Dr. Soman K P


2023

pdf bib
Social Media Data Analysis for Malayalam YouTube Comments: Sentiment Analysis and Emotion Detection using ML and DL Models
Abeera V P | Dr. Sachin Kumar | Dr. Soman K P
Proceedings of the Third Workshop on Speech and Language Technologies for Dravidian Languages

In this paper, we present a study on social media data analysis of Malayalam YouTube comments, specifically focusing on sentiment analysis and emotion detection. Our research aims to investigate the effectiveness of various machine learning (ML) and deep learning (DL) models in addressing these two tasks. For sentiment analysis, we collected a dataset consisting of 3064 comments, while for two-class emotion detection, we used a dataset of 817 comments.

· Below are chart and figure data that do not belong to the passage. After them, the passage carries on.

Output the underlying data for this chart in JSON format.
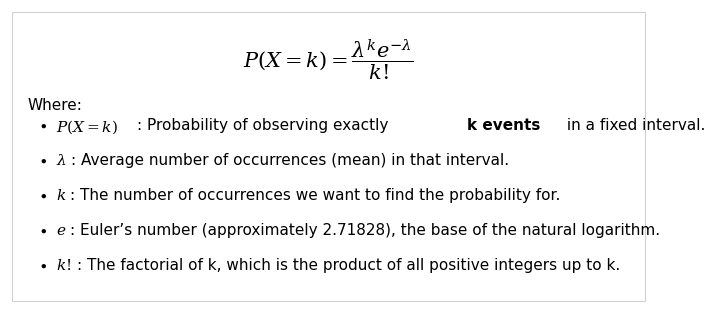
{
  "background_color": "#ffffff",
  "border_color": "#d0d0d0",
  "text_color": "#000000",
  "formula_fontsize": 15,
  "where_fontsize": 11,
  "bullet_fontsize": 11,
  "where_label": "Where:",
  "bullets": [
    {
      "math_latex": "$P(X = k)$",
      "suffix": ": Probability of observing exactly ",
      "bold_word": "k events",
      "rest": " in a fixed interval."
    },
    {
      "math_latex": "$\\lambda$",
      "suffix": ": Average number of occurrences (mean) in that interval.",
      "bold_word": "",
      "rest": ""
    },
    {
      "math_latex": "$k$",
      "suffix": ": The number of occurrences we want to find the probability for.",
      "bold_word": "",
      "rest": ""
    },
    {
      "math_latex": "$e$",
      "suffix": ": Euler’s number (approximately 2.71828), the base of the natural logarithm.",
      "bold_word": "",
      "rest": ""
    },
    {
      "math_latex": "$k!$",
      "suffix": ": The factorial of k, which is the product of all positive integers up to k.",
      "bold_word": "",
      "rest": ""
    }
  ]
}
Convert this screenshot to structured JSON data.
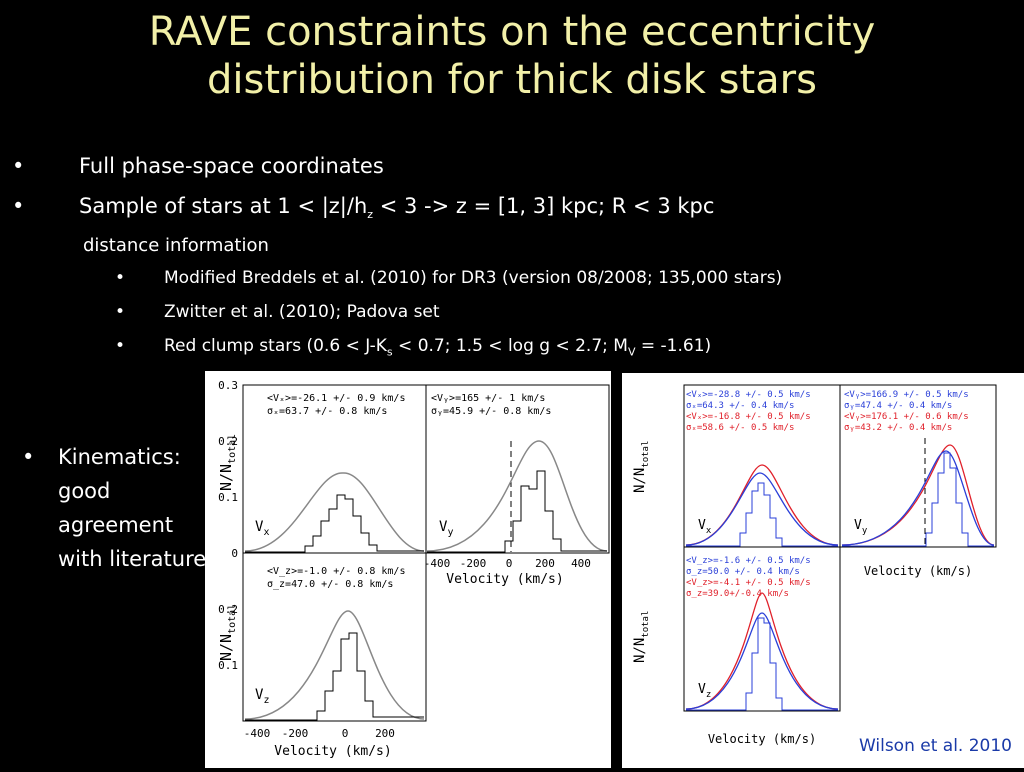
{
  "title": {
    "line1": "RAVE constraints on the eccentricity",
    "line2": "distribution for thick disk stars"
  },
  "bullets": {
    "b1": "Full phase-space coordinates",
    "b2_pre": "Sample of stars at 1 < |z|/h",
    "b2_sub": "z",
    "b2_post": " < 3 -> z = [1, 3] kpc; R < 3 kpc",
    "b2_cont": "distance information",
    "s1": "Modified Breddels et al. (2010) for DR3 (version 08/2008; 135,000 stars)",
    "s2": "Zwitter et al. (2010); Padova set",
    "s3_pre": "Red clump stars  (0.6 < J-K",
    "s3_sub1": "s",
    "s3_mid": " < 0.7; 1.5 < log g < 2.7; M",
    "s3_sub2": "V",
    "s3_post": " = -1.61)"
  },
  "kinematics": "Kinematics: good agreement with literature",
  "citation": "Wilson et al. 2010",
  "left_figure": {
    "ylabel": "N/N",
    "ylabel_sub": "total",
    "xlabel": "Velocity (km/s)",
    "yticks": [
      "0",
      "0.1",
      "0.2",
      "0.3"
    ],
    "xticks": [
      "-400",
      "-200",
      "0",
      "200",
      "400"
    ],
    "vx": {
      "label": "V",
      "sub": "x",
      "mean": "<Vₓ>=-26.1 +/- 0.9 km/s",
      "sigma": "σₓ=63.7 +/- 0.8 km/s"
    },
    "vy": {
      "label": "V",
      "sub": "y",
      "mean": "<Vᵧ>=165 +/- 1 km/s",
      "sigma": "σᵧ=45.9 +/- 0.8 km/s"
    },
    "vz": {
      "label": "V",
      "sub": "z",
      "mean": "<V_z>=-1.0 +/- 0.8 km/s",
      "sigma": "σ_z=47.0 +/- 0.8 km/s"
    }
  },
  "right_figure": {
    "ylabel": "N/N",
    "ylabel_sub": "total",
    "xlabel": "Velocity (km/s)",
    "vx": {
      "label": "V",
      "sub": "x",
      "blue": [
        "<Vₓ>=-28.8 +/- 0.5 km/s",
        "σₓ=64.3 +/- 0.4 km/s"
      ],
      "red": [
        "<Vₓ>=-16.8 +/- 0.5 km/s",
        "σₓ=58.6 +/- 0.5 km/s"
      ]
    },
    "vy": {
      "label": "V",
      "sub": "y",
      "blue": [
        "<Vᵧ>=166.9 +/- 0.5 km/s",
        "σᵧ=47.4 +/- 0.4 km/s"
      ],
      "red": [
        "<Vᵧ>=176.1 +/- 0.6 km/s",
        "σᵧ=43.2 +/- 0.4 km/s"
      ]
    },
    "vz": {
      "label": "V",
      "sub": "z",
      "blue": [
        "<V_z>=-1.6 +/- 0.5 km/s",
        "σ_z=50.0 +/- 0.4 km/s"
      ],
      "red": [
        "<V_z>=-4.1 +/- 0.5 km/s",
        "σ_z=39.0+/-0.4 km/s"
      ]
    }
  },
  "colors": {
    "title": "#f2f0a8",
    "blue_series": "#2a3fd8",
    "red_series": "#e0202a",
    "citation": "#1a3aa8"
  }
}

In the sentiment analysis phase, we explored multiple ML and DL models, including traditional algorithms such as Support Vector Machines (SVM), Naïve Bayes, K-Nearest Neighbors (KNN), MLP Classifier, Decision Tree, and Random Forests. Additionally, we utilized DL models such as Recurrent Neural Networks (RNN), LSTM, and GRU. To enhance the performance of these models, we preprocessed the Malayalam YouTube comments by tokenizing and removing stop words. Experimental results revealed that DL models achieved higher accuracy compared to ML models, indicating their ability to capture the complex patterns and nuances in the Malayalam language. Furthermore, we extended our analysis to emotion detection, which involved dealing with limited annotated data. This task is closely related to social media data analysis. For emotion detection, we employed the same ML models used in the sentiment analysis phase. Our dataset of 817 comments was annotated with two emotions: Happy and Sad. We trained the models to classify the comments into these emotion classes and analyzed the accuracy of the different models.